AI-Powered Transcription Services Showdown: AWS vs. Google vs. IBM Watson vs. Nuance
In one of my previous blog posts, I touched on the topic of AI-powered transcription services on the market. There, I introduced the idea that, with this pace of multimedia production, traditional, human-powered transcription services is not the solution.
In the past 2 years, we’ve produced 90% of all the data our civilization has. At this pace, and a 9:1 ratio of transcribing multimedia files, human-powered transcription is simply impossible to keep up. It’s too slow, too expensive, too prone to error, and too vulnerable to data leaks.
Just like hiring an army of workers to dig a perfectly straight ditch of a 1000 miles is not the best option, we need to start thinking of how machines can help.
In this blog post, I’d like to dig a bit deeper and do better coverage of the 4 major transcription services: Amazon, Google, IBM, and Nuance. They are all good players, however only one can fully respond to all of your specific needs.

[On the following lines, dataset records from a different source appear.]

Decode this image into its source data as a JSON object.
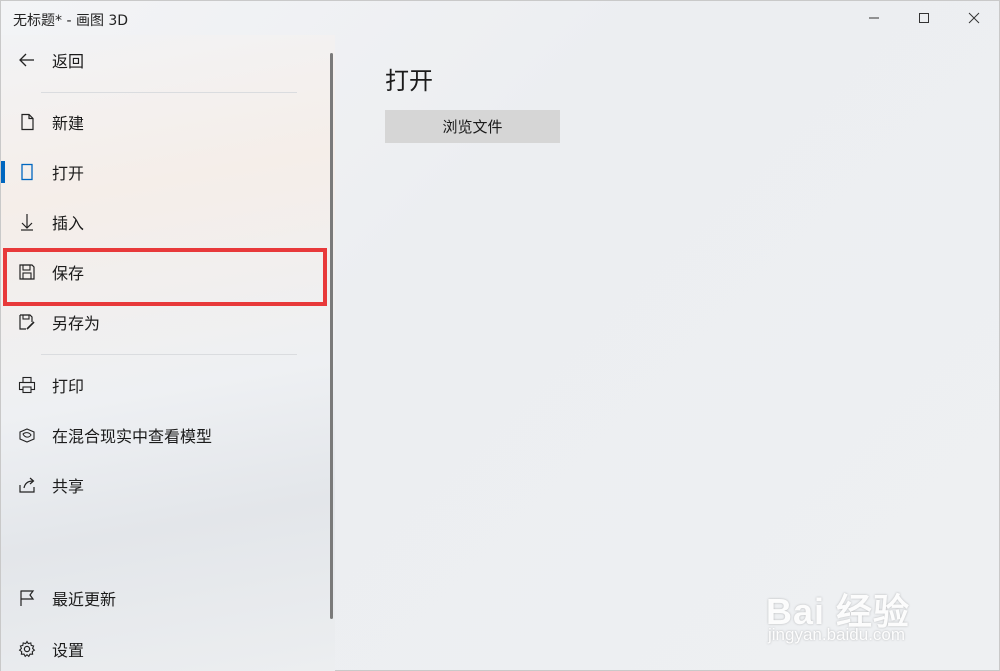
{
  "window": {
    "title": "无标题* - 画图 3D",
    "minimize_icon": "minimize-icon",
    "maximize_icon": "maximize-icon",
    "close_icon": "close-icon"
  },
  "sidebar": {
    "back": {
      "label": "返回",
      "icon": "back-arrow-icon"
    },
    "items": [
      {
        "label": "新建",
        "icon": "new-file-icon"
      },
      {
        "label": "打开",
        "icon": "open-icon",
        "active": true
      },
      {
        "label": "插入",
        "icon": "insert-icon"
      },
      {
        "label": "保存",
        "icon": "save-icon",
        "highlighted": true
      },
      {
        "label": "另存为",
        "icon": "save-as-icon"
      },
      {
        "label": "打印",
        "icon": "print-icon"
      },
      {
        "label": "在混合现实中查看模型",
        "icon": "mixed-reality-icon"
      },
      {
        "label": "共享",
        "icon": "share-icon"
      },
      {
        "label": "最近更新",
        "icon": "flag-icon"
      },
      {
        "label": "设置",
        "icon": "settings-icon"
      }
    ]
  },
  "main": {
    "title": "打开",
    "browse_button": "浏览文件"
  },
  "watermark": {
    "main": "Bai 经验",
    "sub": "jingyan.baidu.com"
  },
  "colors": {
    "accent": "#0067c0",
    "highlight_border": "#e8393a",
    "button_bg": "#d6d6d6"
  }
}
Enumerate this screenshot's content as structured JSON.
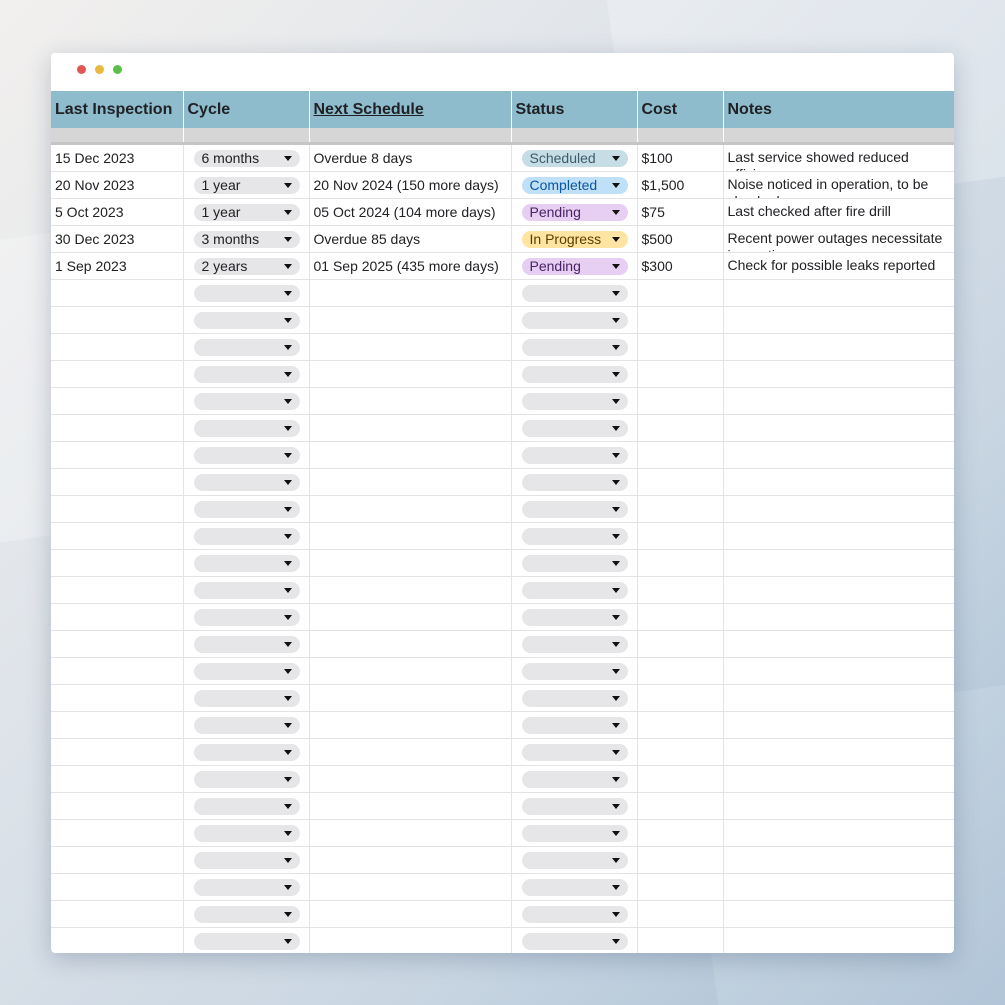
{
  "window": {
    "controls": [
      "close",
      "minimize",
      "maximize"
    ]
  },
  "table": {
    "headers": {
      "last_inspection": "Last Inspection",
      "cycle": "Cycle",
      "next_schedule": "Next Schedule",
      "status": "Status",
      "cost": "Cost",
      "notes": "Notes"
    },
    "rows": [
      {
        "last_inspection": "15 Dec 2023",
        "cycle": "6 months",
        "next_schedule": "Overdue 8 days",
        "status": "Scheduled",
        "cost": "$100",
        "notes": "Last service showed reduced efficiency"
      },
      {
        "last_inspection": "20 Nov 2023",
        "cycle": "1 year",
        "next_schedule": "20 Nov 2024 (150 more days)",
        "status": "Completed",
        "cost": "$1,500",
        "notes": "Noise noticed in operation, to be checked"
      },
      {
        "last_inspection": "5 Oct 2023",
        "cycle": "1 year",
        "next_schedule": "05 Oct 2024 (104 more days)",
        "status": "Pending",
        "cost": "$75",
        "notes": "Last checked after fire drill"
      },
      {
        "last_inspection": "30 Dec 2023",
        "cycle": "3 months",
        "next_schedule": "Overdue 85 days",
        "status": "In Progress",
        "cost": "$500",
        "notes": "Recent power outages necessitate inspection"
      },
      {
        "last_inspection": "1 Sep 2023",
        "cycle": "2 years",
        "next_schedule": "01 Sep 2025 (435 more days)",
        "status": "Pending",
        "cost": "$300",
        "notes": "Check for possible leaks reported"
      }
    ],
    "empty_row_count": 25
  },
  "colors": {
    "header_bg": "#8fbccd",
    "chip_default": "#e6e6e9",
    "status": {
      "Scheduled": {
        "bg": "#c7dde6",
        "fg": "#3c5c6a"
      },
      "Completed": {
        "bg": "#bfe0f6",
        "fg": "#0b57a3"
      },
      "Pending": {
        "bg": "#e6cff2",
        "fg": "#4a2163"
      },
      "In Progress": {
        "bg": "#ffe4a3",
        "fg": "#5c3d00"
      }
    }
  }
}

To help you choose the best transcription service provider, let’s make a little comparison between the four.
My Comparison Methodology
I’ll be covering the four providers from several different angles, so you can get a more comprehensive understanding of their value proposition for your specific needs. Here are the different angles I’ll be covering:
- Speed. The speed of a transcribe platform is a crucial factor. Given enough time, everyone could transcribe a multimedia content, but the point of the existence of platforms like these is to make that time as short as possible. But in some cases, speed may not be the ultimate, deciding factor. Some companies will be better off with a slower but more accurate solution.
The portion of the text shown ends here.